Feedback from developers working with large AI models, SQLite databases, offline storage archives, and Wasm modules has highlighted the need for an efficient way to store and retrieve such large files across web applications on different origins. These developers are looking for a standardized solution that allows files to be stored once and accessed by multiple applications, without needing to download and store the files redundantly. COS ensures this is possible while maintaining privacy and security via user consent.

User needs example: Hugging Face

Joshua Lochner (aka. Xenova) from Hugging Face had the following to say in his talk at the Chrome Web AI Summit:

"One can imagine a browser-based web store for models similar to the Chrome Web Store for extensions. From the user's perspective, they could search for web-compatible models on the Hugging Face hub, install it with a single click, and then access it across multiple domains. Currently, Transformers.js is limited in this regard, since models are cached on a per site or per extension basis."

User needs example: Web Machine Learning Working Group

Participants of the Web Machine Learning Working Group at the W3C in their meeting on September 21, 2023, discussed Storage APIs for caching large models. A proposal named Hybrid AI Explorations listed the following open issues:

"If the model runs on the client, large models need to be downloaded, possibly multiple times in different contexts. This incurs a startup latency."

"Models are large and can consume significant storage on the client, which needs to be managed."

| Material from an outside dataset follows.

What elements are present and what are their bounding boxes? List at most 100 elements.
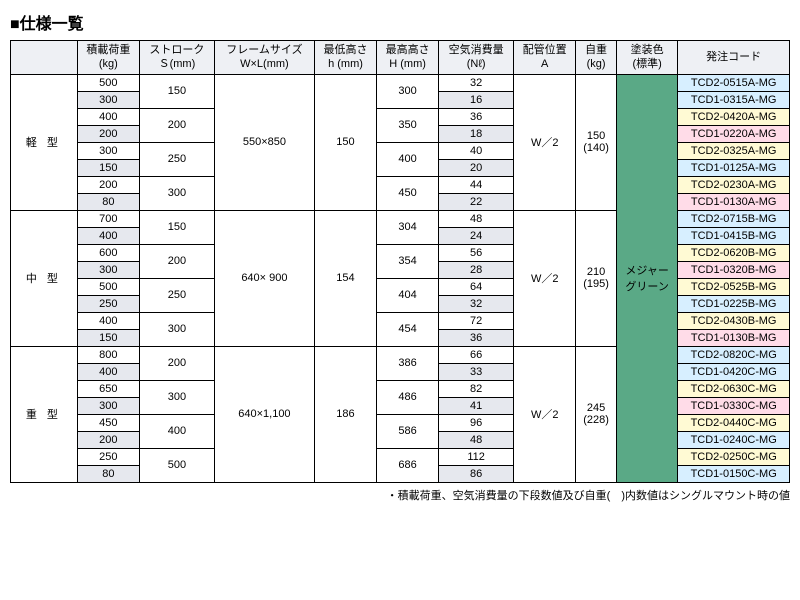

This led to the creation of a dedicated Hybrid AI explainer, which in its introduction states:

"For example, ML models are large. This creates network cost, transfer time, and storage problems. As mentioned, client capabilities can vary. This creates adaptation, partitioning, and versioning problems. We would like to discuss potential solutions to these problems, such as shared caches, progressive model updates, and capability/requirements negotiation."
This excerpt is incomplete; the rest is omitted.